Clarity and distinctiveness is extremely important, if a game engine is to exist at all.


The Intelligence Ability includes "irrational", lateral, methods of arriving at "knowledge", just like science does too during its eureka moments and protoscience. Not everything is "book knowledge". Cultures that lack books also have Intelligence.

D&D Wisdom is literally intuition and empathy. It's "Brain turned off " score. The animalist pattern recognition. The gut reaction.

That's why Clerics use Wis. They are "Pelor take the wheel" "Thor guide me" "What Would Bane Do?" Class. No Thinking All Indoctrinated Response to Stimuli.

The Goddess say "See undead kill undead no thinky thinky."
But.
The Goddess say "See undead kill undead no thinky thinky."
 

Undrave

Legend
5e just isn't designed around party as a whole. It's designes around individuals.
Why is it not a 1 v 1 game then? Why do we have parties? When we complain that a class is too OP we constantly get told that 'balance doesn't matter', 'this is a team game' and so forth... but IS IT a team game or not?
i see alot of people putting martial weapons on their 'essential warlord things' and that surprises me, i fully admit i never touched 4e that was before i was in the hobby so i don't know the 4e warlord's design but given people equate it's role closer to that of a cleric i would've thought simple weapons would be fine? maybe with additional shortsword/scimitar/longsword/rapier proficiency, with it's main contributions factor being through providing support to other attackers and a little bit of tanking rather than dealing the damage themselves.

something like
d10HD,
simple weapons + shortsword, scimitar, longsword and rapier,
heavy armour + shields,
extra attack+1
Well, if we look at 4e, the Warlord had proficiency in Cloth, Leather, Hide, Chainmail armor as well as Light Shield (but not heavy shield).

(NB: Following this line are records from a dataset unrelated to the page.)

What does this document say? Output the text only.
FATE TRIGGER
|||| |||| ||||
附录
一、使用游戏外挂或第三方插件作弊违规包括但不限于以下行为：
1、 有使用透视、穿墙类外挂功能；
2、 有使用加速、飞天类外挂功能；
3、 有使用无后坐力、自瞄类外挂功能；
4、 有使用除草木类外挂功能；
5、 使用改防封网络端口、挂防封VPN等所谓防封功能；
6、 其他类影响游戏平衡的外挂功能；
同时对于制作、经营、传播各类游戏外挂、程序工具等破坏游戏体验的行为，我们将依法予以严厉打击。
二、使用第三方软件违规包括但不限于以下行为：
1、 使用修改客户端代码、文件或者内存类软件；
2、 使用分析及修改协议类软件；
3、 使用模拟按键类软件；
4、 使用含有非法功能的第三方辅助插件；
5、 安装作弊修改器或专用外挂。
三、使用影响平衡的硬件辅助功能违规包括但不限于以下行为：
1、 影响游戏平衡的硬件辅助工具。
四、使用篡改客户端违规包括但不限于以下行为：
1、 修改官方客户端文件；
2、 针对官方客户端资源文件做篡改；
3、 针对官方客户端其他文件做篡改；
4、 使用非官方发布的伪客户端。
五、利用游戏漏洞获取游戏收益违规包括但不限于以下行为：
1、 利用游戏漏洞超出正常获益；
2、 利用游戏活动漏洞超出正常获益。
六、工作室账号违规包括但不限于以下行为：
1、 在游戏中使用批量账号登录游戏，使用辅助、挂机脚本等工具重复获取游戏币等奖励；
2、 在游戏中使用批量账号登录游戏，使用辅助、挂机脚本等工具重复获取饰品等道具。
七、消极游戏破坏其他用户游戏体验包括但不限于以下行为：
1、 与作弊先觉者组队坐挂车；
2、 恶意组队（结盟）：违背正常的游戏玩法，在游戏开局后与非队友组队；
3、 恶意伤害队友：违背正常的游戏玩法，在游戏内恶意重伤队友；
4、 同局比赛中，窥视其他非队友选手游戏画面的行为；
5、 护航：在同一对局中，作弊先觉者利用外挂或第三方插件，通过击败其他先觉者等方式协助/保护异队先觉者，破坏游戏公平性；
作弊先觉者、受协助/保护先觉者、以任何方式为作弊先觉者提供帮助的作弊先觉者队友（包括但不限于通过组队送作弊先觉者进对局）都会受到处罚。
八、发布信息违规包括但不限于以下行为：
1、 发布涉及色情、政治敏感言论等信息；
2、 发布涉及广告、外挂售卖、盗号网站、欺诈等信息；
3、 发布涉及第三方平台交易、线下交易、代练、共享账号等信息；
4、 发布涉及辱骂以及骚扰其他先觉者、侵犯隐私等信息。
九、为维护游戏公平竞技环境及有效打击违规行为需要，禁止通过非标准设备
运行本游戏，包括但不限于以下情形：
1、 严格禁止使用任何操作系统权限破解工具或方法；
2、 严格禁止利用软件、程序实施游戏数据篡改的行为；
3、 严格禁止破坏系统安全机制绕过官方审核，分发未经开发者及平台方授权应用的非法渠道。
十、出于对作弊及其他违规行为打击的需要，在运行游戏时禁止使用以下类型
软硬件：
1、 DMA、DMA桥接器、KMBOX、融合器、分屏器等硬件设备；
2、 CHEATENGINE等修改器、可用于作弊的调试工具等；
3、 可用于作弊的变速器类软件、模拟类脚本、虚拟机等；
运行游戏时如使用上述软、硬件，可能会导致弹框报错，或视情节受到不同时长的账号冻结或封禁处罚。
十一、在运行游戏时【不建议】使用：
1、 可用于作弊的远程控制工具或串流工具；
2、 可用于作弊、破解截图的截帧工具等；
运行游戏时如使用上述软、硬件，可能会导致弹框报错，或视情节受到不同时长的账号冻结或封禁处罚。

They had weapon proficiencies in Simple Melee, military melee, but only simple ranged weapons. And they had a +1 bonus to FORT and WILL defenses (none for Reflex, so I don't think DEX save is a good idea).
d8 HD is fine. The Warlord will often include oneself while buffing team Hit Points.
Personally I prefer d10, like the Ranger. The Warlord is probably not going to invest into CON that much so I see them as naturally having less HP, without being too frail that they don't feel like trained warriors. The 4e Warlord had the same HP stats as the Ranger (12+CON at level 1, 5 per level, while the Fighter was at 15 and 6 respectively) so why not?